Their proposals do not begin and end with mere legal challenges. One of their more assertive proposals is for the Biden administration to “lease federal property to abortion providers—for instance, allowing a clinic to operate out of a federal office building or a mobile clinic on federal land.” In many circumstances, state governments have far less power to regulate and enforce their own civil laws on federal property. The professors noted in a recent unpublished law-review article that while the Assimilative Crimes Act generally incorporates state criminal laws for crimes committed on federal property, it would be up to federal prosecutors to decide whether to bring charges for any state-law crimes committed on that property.
One major obstacle to the Biden administration’s potential efforts to protect access to abortion would be the Hyde Amendment, which generally blocks the use of federal funds to pay for an abortion in most circumstances. Biden’s latest budget proposal excluded the amendment, but it has not yet been repealed by Congress. That barrier may not be insurmountable, though.

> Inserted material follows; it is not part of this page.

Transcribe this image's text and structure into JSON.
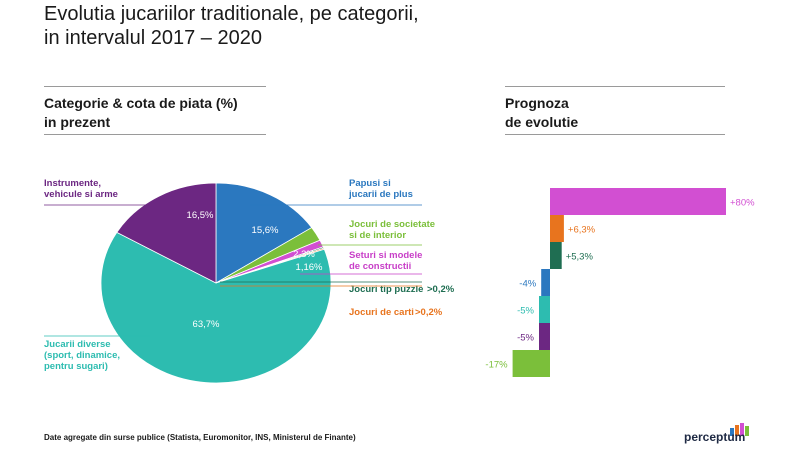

The leasing proposal, the three professors argued, “would not be governed by these rules because the abortion provider would be paying the federal government, not the other way around.”
Whether the Supreme Court will allow any of this is unknown, but anti-abortion activists never let that question stand in their way. They have shown themselves to be remarkably creative when it comes to curtailing the procedure at the state level: Texas Senate Bill 8, which set up that state’s bounty scheme to target those who aid and abet abortion providers, was built entirely around exploiting a theretofore unknown gap in federal civil rights laws—and it worked. If the Biden administration is as committed to protecting abortion access as anti-abortion groups are to limiting it, then the White House may have to get as clever and bold as its adversaries are.